Sironline.id, Jakarta – Lembaga pemeringkat global, Standard & Poors (S&P) menaikkan peringkat utang Indonesia menjadi ‘BBB’ dari ‘BBB-‘. S&P juga meningkatkan rating utang sovereign jangka pendek dari ‘A-2’ ke ‘A-3’. Hal ini membuat Indonesia semakin menjadi negara yang layak untuk investasi. Hal ini ditunjukkan dengan peningkatan status layak investasi Indonesia dari Standards & Poors (S&P).

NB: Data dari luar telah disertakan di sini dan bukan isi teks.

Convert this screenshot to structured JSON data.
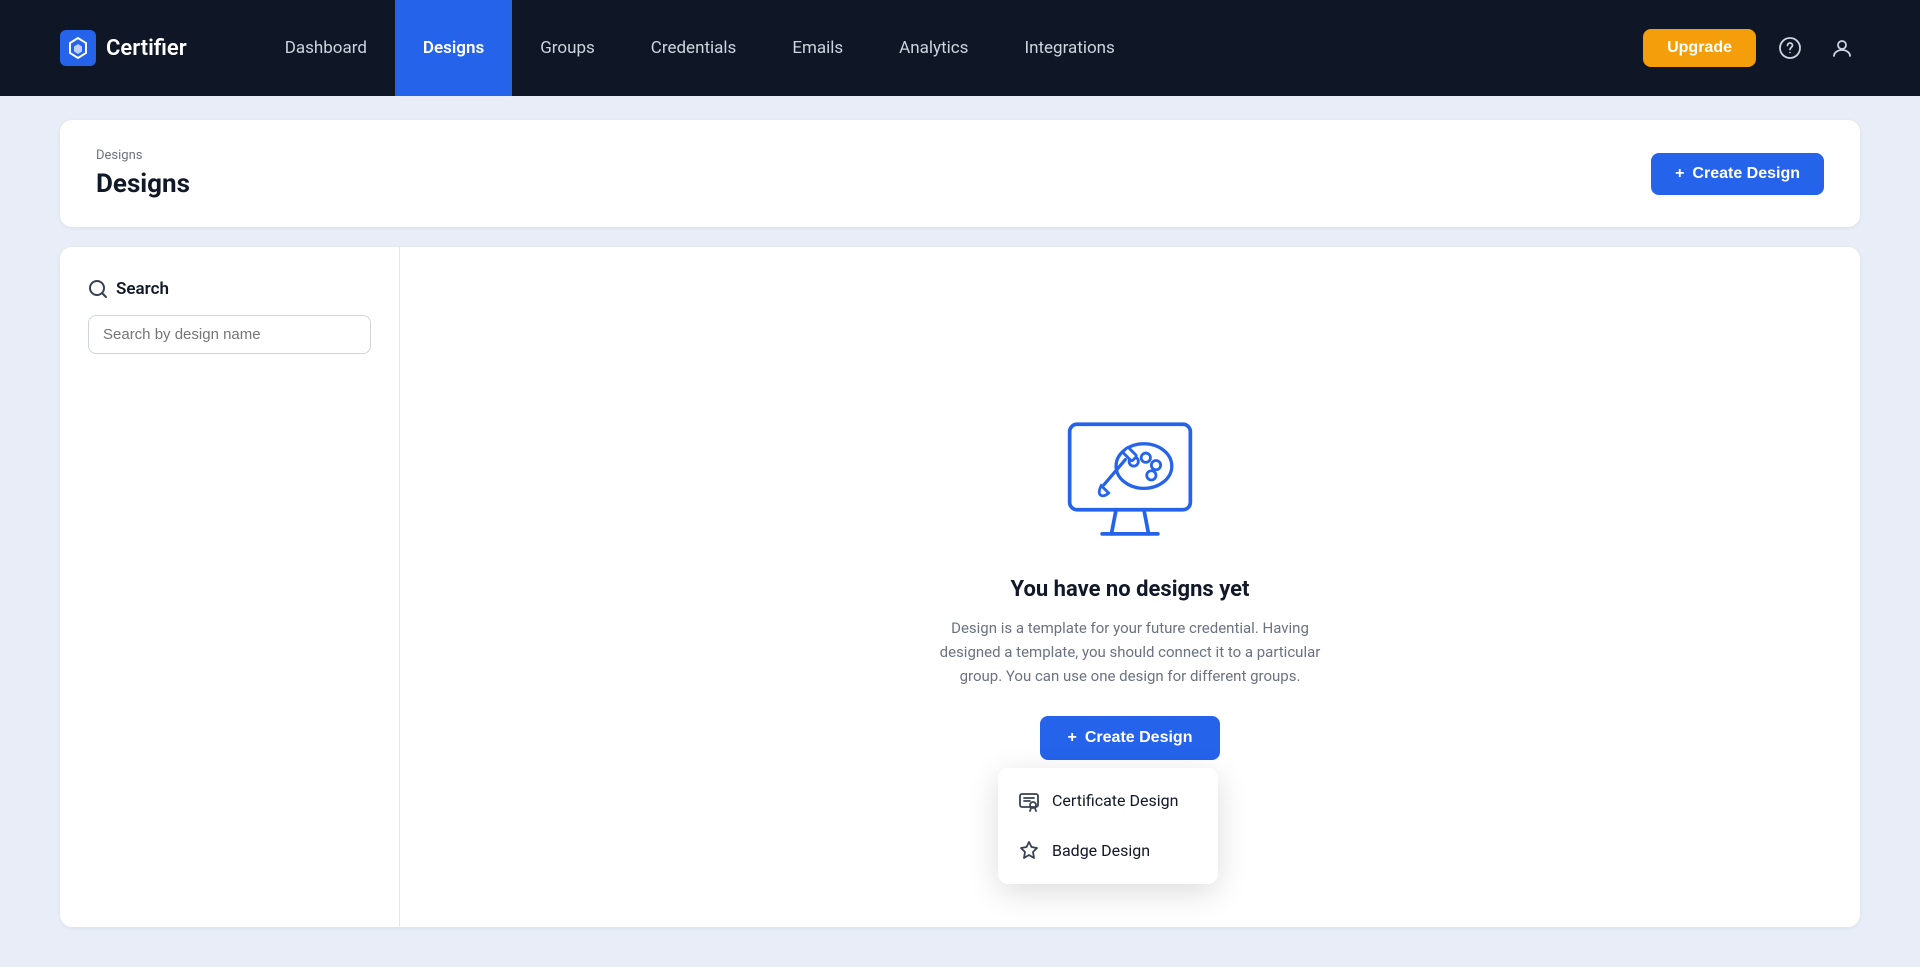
{
  "navbar": {
    "logo_text": "Certifier",
    "items": [
      {
        "label": "Dashboard",
        "active": false,
        "id": "dashboard"
      },
      {
        "label": "Designs",
        "active": true,
        "id": "designs"
      },
      {
        "label": "Groups",
        "active": false,
        "id": "groups"
      },
      {
        "label": "Credentials",
        "active": false,
        "id": "credentials"
      },
      {
        "label": "Emails",
        "active": false,
        "id": "emails"
      },
      {
        "label": "Analytics",
        "active": false,
        "id": "analytics"
      },
      {
        "label": "Integrations",
        "active": false,
        "id": "integrations"
      }
    ],
    "upgrade_label": "Upgrade"
  },
  "page_header": {
    "breadcrumb": "Designs",
    "title": "Designs",
    "create_btn_label": "Create Design"
  },
  "sidebar": {
    "search_label": "Search",
    "search_placeholder": "Search by design name"
  },
  "empty_state": {
    "title": "You have no designs yet",
    "description": "Design is a template for your future credential. Having designed a template, you should connect it to a particular group. You can use one design for different groups.",
    "create_btn_label": "Create Design"
  },
  "dropdown": {
    "items": [
      {
        "label": "Certificate Design",
        "icon": "certificate-icon",
        "id": "certificate"
      },
      {
        "label": "Badge Design",
        "icon": "badge-icon",
        "id": "badge"
      }
    ]
  },
  "colors": {
    "accent": "#2563eb",
    "upgrade": "#f59e0b"
  }
}
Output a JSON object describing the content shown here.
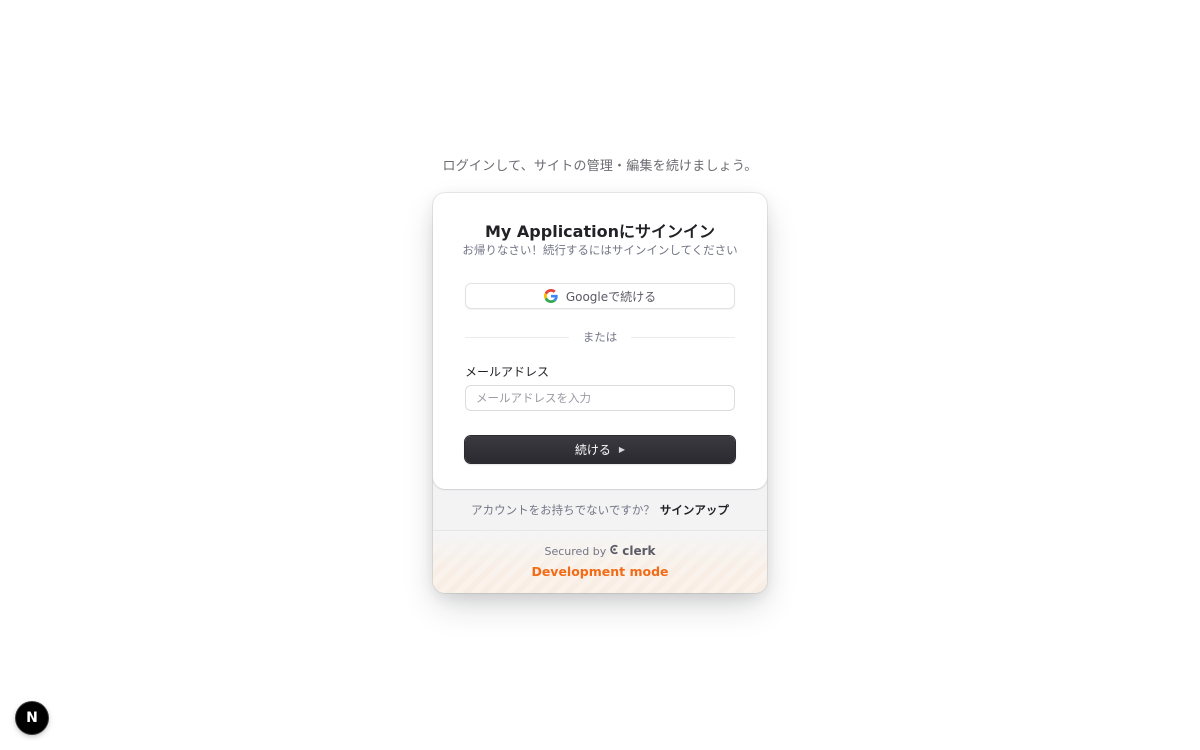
{
  "intro_text": "ログインして、サイトの管理・編集を続けましょう。",
  "card": {
    "title": "My Applicationにサインイン",
    "subtitle": "お帰りなさい！続行するにはサインインしてください",
    "google_button_label": "Googleで続ける",
    "divider_text": "または",
    "email": {
      "label": "メールアドレス",
      "placeholder": "メールアドレスを入力",
      "value": ""
    },
    "continue_label": "続ける"
  },
  "signup": {
    "prompt": "アカウントをお持ちでないですか？",
    "link_label": "サインアップ"
  },
  "footer": {
    "secured_by": "Secured by",
    "brand": "clerk",
    "dev_mode": "Development mode"
  },
  "nextjs_badge": {
    "letter": "N"
  },
  "colors": {
    "accent": "#f36b16",
    "primary_button": "#2f2f35",
    "text": "#212126",
    "muted": "#747686"
  },
  "icons": [
    "google-icon",
    "play-arrow-icon",
    "clerk-logo-icon",
    "nextjs-icon"
  ]
}
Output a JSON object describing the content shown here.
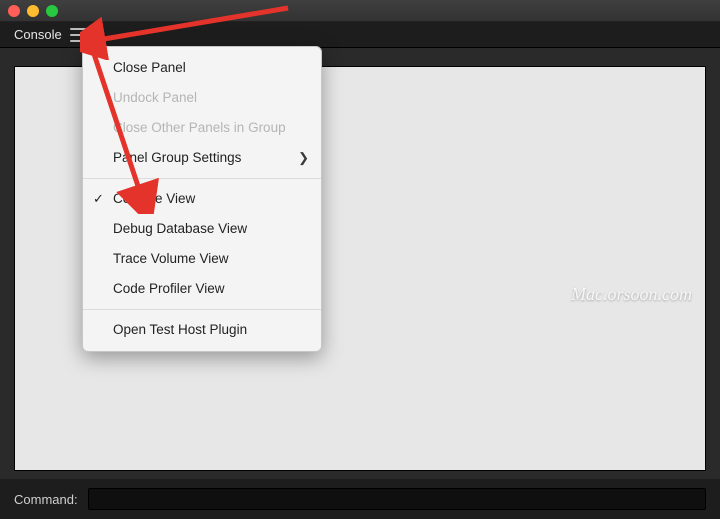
{
  "panel": {
    "title": "Console"
  },
  "menu": {
    "items": [
      {
        "label": "Close Panel",
        "disabled": false,
        "submenu": false,
        "checked": false
      },
      {
        "label": "Undock Panel",
        "disabled": true,
        "submenu": false,
        "checked": false
      },
      {
        "label": "Close Other Panels in Group",
        "disabled": true,
        "submenu": false,
        "checked": false
      },
      {
        "label": "Panel Group Settings",
        "disabled": false,
        "submenu": true,
        "checked": false
      }
    ],
    "views": [
      {
        "label": "Console View",
        "checked": true
      },
      {
        "label": "Debug Database View",
        "checked": false
      },
      {
        "label": "Trace Volume View",
        "checked": false
      },
      {
        "label": "Code Profiler View",
        "checked": false
      }
    ],
    "extra": [
      {
        "label": "Open Test Host Plugin"
      }
    ]
  },
  "command": {
    "label": "Command:",
    "value": ""
  },
  "watermark": "Mac.orsoon.com"
}
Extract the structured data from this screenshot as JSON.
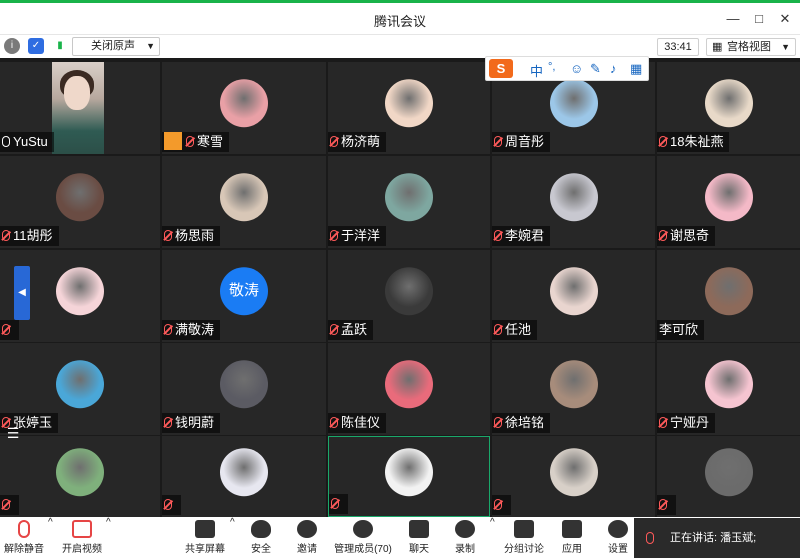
{
  "window": {
    "title": "腾讯会议",
    "min": "—",
    "max": "□",
    "close": "✕"
  },
  "toolbar": {
    "audio_label": "关闭原声",
    "timer": "33:41",
    "view_label": "宫格视图"
  },
  "ime": {
    "logo": "S",
    "mode": "中",
    "punct": "°,",
    "icons": [
      "smile-icon",
      "pen-icon",
      "mic-icon",
      "grid-icon"
    ]
  },
  "participants": [
    {
      "name": "YuStu",
      "muted": false,
      "kind": "video"
    },
    {
      "name": "寒雪",
      "muted": true,
      "kind": "photo",
      "color": "#e9a0a6",
      "host": true
    },
    {
      "name": "杨济萌",
      "muted": true,
      "kind": "photo",
      "color": "#f1d7c6"
    },
    {
      "name": "周音彤",
      "muted": true,
      "kind": "photo",
      "color": "#9cc7e8"
    },
    {
      "name": "18朱祉燕",
      "muted": true,
      "kind": "photo",
      "color": "#e8d9c8"
    },
    {
      "name": "11胡彤",
      "muted": true,
      "kind": "photo",
      "color": "#6a4c43"
    },
    {
      "name": "杨思雨",
      "muted": true,
      "kind": "photo",
      "color": "#d8c7b7"
    },
    {
      "name": "于洋洋",
      "muted": true,
      "kind": "photo",
      "color": "#7ea7a0"
    },
    {
      "name": "李婉君",
      "muted": true,
      "kind": "photo",
      "color": "#c8c8d0"
    },
    {
      "name": "谢思奇",
      "muted": true,
      "kind": "photo",
      "color": "#f4b9c7"
    },
    {
      "name": "",
      "muted": true,
      "kind": "photo",
      "color": "#f5d4d8"
    },
    {
      "name": "满敬涛",
      "muted": true,
      "kind": "text",
      "avatar_text": "敬涛"
    },
    {
      "name": "孟跃",
      "muted": true,
      "kind": "photo",
      "color": "#3a3a3a"
    },
    {
      "name": "任池",
      "muted": true,
      "kind": "photo",
      "color": "#e9d5cf"
    },
    {
      "name": "李可欣",
      "muted": false,
      "kind": "photo",
      "color": "#8d6a5a",
      "no_mic": true
    },
    {
      "name": "张婷玉",
      "muted": true,
      "kind": "photo",
      "color": "#4aa7d8"
    },
    {
      "name": "钱明蔚",
      "muted": true,
      "kind": "photo",
      "color": "#5b5b63"
    },
    {
      "name": "陈佳仪",
      "muted": true,
      "kind": "photo",
      "color": "#e96b7b"
    },
    {
      "name": "徐培铭",
      "muted": true,
      "kind": "photo",
      "color": "#a78c7b"
    },
    {
      "name": "宁娅丹",
      "muted": true,
      "kind": "photo",
      "color": "#f5c4d0"
    },
    {
      "name": "",
      "muted": true,
      "kind": "photo",
      "color": "#7fb07c"
    },
    {
      "name": "",
      "muted": true,
      "kind": "photo",
      "color": "#e7e7f0"
    },
    {
      "name": "",
      "muted": true,
      "kind": "photo",
      "color": "#f2f2f2",
      "highlight": true
    },
    {
      "name": "",
      "muted": true,
      "kind": "photo",
      "color": "#d8d0c8"
    },
    {
      "name": "",
      "muted": true,
      "kind": "photo",
      "color": "#6b6b6b"
    }
  ],
  "bottom": {
    "mute": "解除静音",
    "video": "开启视频",
    "share": "共享屏幕",
    "security": "安全",
    "invite": "邀请",
    "members": "管理成员(70)",
    "chat": "聊天",
    "record": "录制",
    "breakout": "分组讨论",
    "apps": "应用",
    "settings": "设置"
  },
  "speaking": {
    "text": "正在讲话: 潘玉斌;"
  }
}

Peneliti senior INDEF Enny Sri Hartati mengatakan predikat ini menunjukkan Indonesia sangat prospektif dan menawarkan keuntungan investasi, namun dalam realisasinya kurang. Dari 33 perusahaan terbuka asal China yang memutuskan untuk pindah dari negeri tersebut, tak ada satupun dari perusahaan yang memilih Indonesia sebagai tempat untuk berinvestasi. Perusahaan yang terdaftar di bursa saham China itu justru lebih memilih merelokasi pabriknya ke Vietnam, Thailand, bahkan Meksiko.

“Salah satu problem utama yang menjadi keluhan investor adalah ketidakpastian regulasi dan berbelitnya perizinan. Atau tidak ada law enforcement, artinya banyak praktek kongkalingkong antara penguasa eksekutif, legislatif dan pengusaha yang membuat Standard Operating Procedure (SOP) tidak berjalan. Pemerintah juga telah memberlakukan Pelayanan Perizinan Berusaha Terintegrasi Secara Elektronik (online single submission atau OSS). Ini tidak berjalan karena ada ruang yang memungkinkan ada kolaborasi antara pengambil kebijakan sehingga minat investasi di Indonesia kurang,” paparnya di acara bertema Urgensi Pemberantasan Korupsi Bagi Perekonomian, Investasi dan Perbaikan Fiskal, di Jakarta Rabu (18/9/2019).

Enny juga menilai bahwa realisasi dari persetujuan investasi selalu tidak pernah lebih dari 40%. Seperti  di tahun 2017 dan 2018 ada hampir dua ribu triliun persetujuan investasi namun realisasinya tidak pernah lebih dari Rp 500 triliun. Ini membuktikan investor sangat sulit merealisasikan investasinya di Indonesia.

“ Tidak ada kepastian berapa lama investor mengurus ijin sampai selesai,  begitu juga kepastian memperoleh lahan. Hal paling mendasar adalah kepastian, sehingga kepastian hukum memberikan shock therapy,” tambahnya.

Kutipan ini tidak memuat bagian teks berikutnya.